After a stressful day, Ox took me to Mint Springs Park late in the evening.  Most of the people had left the upper pond; some fishermen were on the lower pond.

We heard a bullfrog call several times.  I recognized, for the first time, though I had walked under it many times, that the leaning, distorted, blossoming tree was an apple tree.  We saw a silver flash and heard a flop – a fish?  As we walked around the pond the stresses of the day melted.  I felt very much one with the scene.

I think about all the people in my life who have taught me to see, hear, feel and treasure the things of the real world.

I particularly think of my friend Carolyn because of the spring green of the tiny hardwood leaves.  We were once walking down a sidewalk by a silver maple tree.  She stopped, bent her ample frame to pick up a small cluster of perfect maple leaves, held them to the light and just looked.  I had passed clusters of new maple leaves on the ground many times, but I don’t think I ever noticed them before then. The leaves were as beautiful as a newborn’s hands.

My father dragged his kids up into the mountains most weekends.  Sometimes, to keep us paying attention, he’d offer a quarter to the first child to see a deer, or a mammal.  When we tired, he’d give a gentle push.  We learned young that beauty was all around us.

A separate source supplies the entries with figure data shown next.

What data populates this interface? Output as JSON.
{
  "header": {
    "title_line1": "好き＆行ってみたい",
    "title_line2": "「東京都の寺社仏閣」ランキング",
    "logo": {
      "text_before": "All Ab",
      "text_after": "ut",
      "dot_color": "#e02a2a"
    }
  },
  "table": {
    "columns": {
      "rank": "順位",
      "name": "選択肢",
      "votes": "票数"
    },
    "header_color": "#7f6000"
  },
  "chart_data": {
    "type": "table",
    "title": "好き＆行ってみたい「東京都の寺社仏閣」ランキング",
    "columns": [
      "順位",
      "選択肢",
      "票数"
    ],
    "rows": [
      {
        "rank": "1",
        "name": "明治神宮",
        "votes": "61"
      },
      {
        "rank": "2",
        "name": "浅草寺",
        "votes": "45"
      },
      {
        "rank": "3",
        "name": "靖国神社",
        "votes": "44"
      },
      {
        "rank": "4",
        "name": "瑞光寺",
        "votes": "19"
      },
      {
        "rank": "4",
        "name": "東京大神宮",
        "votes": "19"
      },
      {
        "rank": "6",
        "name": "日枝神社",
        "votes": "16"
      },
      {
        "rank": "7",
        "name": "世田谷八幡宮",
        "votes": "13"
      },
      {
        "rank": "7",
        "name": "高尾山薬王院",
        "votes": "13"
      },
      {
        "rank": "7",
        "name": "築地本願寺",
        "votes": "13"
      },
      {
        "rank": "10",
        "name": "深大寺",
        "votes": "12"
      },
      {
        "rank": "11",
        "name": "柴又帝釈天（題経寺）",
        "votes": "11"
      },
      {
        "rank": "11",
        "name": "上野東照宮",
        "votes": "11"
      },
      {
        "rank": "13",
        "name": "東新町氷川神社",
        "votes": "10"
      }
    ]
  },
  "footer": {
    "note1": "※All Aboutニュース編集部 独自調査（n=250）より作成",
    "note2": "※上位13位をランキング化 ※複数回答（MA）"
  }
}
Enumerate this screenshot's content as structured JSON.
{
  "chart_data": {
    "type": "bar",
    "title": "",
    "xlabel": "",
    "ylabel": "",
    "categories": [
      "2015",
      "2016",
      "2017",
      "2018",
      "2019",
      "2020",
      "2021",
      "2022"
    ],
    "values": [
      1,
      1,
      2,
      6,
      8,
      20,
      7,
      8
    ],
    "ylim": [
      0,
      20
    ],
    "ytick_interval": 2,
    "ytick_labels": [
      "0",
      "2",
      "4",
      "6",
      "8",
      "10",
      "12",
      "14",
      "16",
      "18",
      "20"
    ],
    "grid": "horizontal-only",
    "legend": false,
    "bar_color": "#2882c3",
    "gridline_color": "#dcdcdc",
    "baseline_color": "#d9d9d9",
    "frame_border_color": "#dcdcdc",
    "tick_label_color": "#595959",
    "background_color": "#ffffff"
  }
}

I learned to love landscape from my father.

Ox has walked me through city streets, up mountains, around ponds and lakes, and around neighborhoods.  He is almost always the first to see the movement of an animal.  He has taught me to think about how animals live and feel.  He always notices something I haven’t.  He taught me to love good music, too, not with an educated ear but with an attentive and grateful ear.

My daughters taught me to perceive as they observed the world around them with intention and absorption in the years they were growing up.

When we got all the way around the pond toward the sand, a pair of geese, startled to see us, took off toward the lower pond with loud honks.  We drove home.